Being detached from his perceptions, he does not perceive reality from emotional or I-based conditioning. He has resolved the great trinity of Me, Myself, and I. Hence, he has learned that his subjective feelings are nothing more and nothing less than conditioned reactions that he had learned. He recognizes them to be just what they are: products of his own imagination. As such, they are fantasy, existing only in his mind. He created them. He lets them go.

Being detached from his perceptions, the Parent is not bogged down by unnecessary pain and suffering: psychological, emotional, or otherwise. The Parent is simply present. He engages thought when needed. He does not need to be constantly thinking, verbalizing, conceptualizing, or forming images. The Parent, taking the shape of the moment, being fluid, maintains his own integrity. He is totally unconditioned and one with the universe, his immediate moment. In essence, he recognizes when he is resisting his own resisting and lets it go. Therefore, the Parent experiences no conflict.
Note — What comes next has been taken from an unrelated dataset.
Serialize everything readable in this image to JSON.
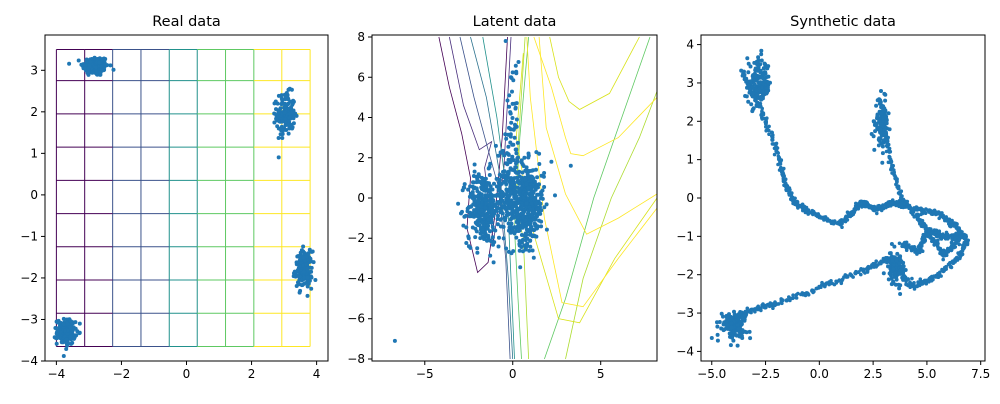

The Parent can eschew a sense of calm composure, excitedly or more subdued, in the moment. Boredom, accordingly, is never an issue.

Being detached from his perceptions, the Parent is not depressed being caught in his memories of the past. He is not anxious being caught in his imaginings about a future. Nor is he worried being caught in the illusive present wondering whether or not to be depressed or anxious. The Parent has recognized the illusion of the alleged continuity of events. He lets it go. The moment, accordingly, does not necessarily evoke an emotional impact. Again, he has integrated the sacred trinity (Me, Myself, I) of the Human Condition. He lets the trinity go. Only he in his awareness remains. The Parent is not the center of the (narcissistic) Universe. The Parent connects with others naturally, empathizing with others however they may be: liberal realist, liberal conservative, conservative idealist or conservative realist.

Being detached from his perceptions, the Parent may become angry, yet his anger is not me-based. The Parent does not take the moment personally or seriously. The Parent recognizes flattery and abuse as just as what they are and lets them go. If angry, the anger is very short lived. The Parent has no need to keep a residual mental image of the event. The Parent just lets it go. The Parent's basic temperament remains just as it is, yet the Parent responds rather than reacts to his thoughts, feelings, emotions, perceptions or people, places, things or events. Whether the Parent responds or reacts in the moment, he does so by choice reflecting his absolutely objective grasp of the moment in the moment. The Parent experiences his emotions minimally and momentarily. He does not need to engage in the drama of the moment echoing the Human Condition. Likewise, the Parent does not create romantic images of the past or even nostalgic feelings about the past. The Parent knows no benefit.

Being detached from his perceptions, the Parent, therefore, being in the moment and being the moment, envisions a future and empowers the child to bring that vision to Light. He adapts his style to meet the vision and - for the lack of a better expression - the Parenting team (the extended family, teachers, etc.). The Parent recognizes not only his own the idiosyncrasies, personality, style and intellect, but also those of his team just for what they are. He lets his considerations about them go. He realizes that the best instruction is often the most subtle. The Parent, being detached from his perceptions, has the freedom to grow along with his team members as all grow in awareness given the subtly of instruction. All acknowledge that mistakes happen, good things happen and in absolute reality, nothing happens. Light is.

Ref: The Science of Enlightenment, Nitin Trasi, M.D.. New Delhi, India: D.K. Printworld (P) Ltd., 1999.
       Zen and The Brain: Toward an Understanding of Meditation and Consciousness, James H. Austin,
       M.D., Massachusetts, CT, USA: The MIT Press, 1999.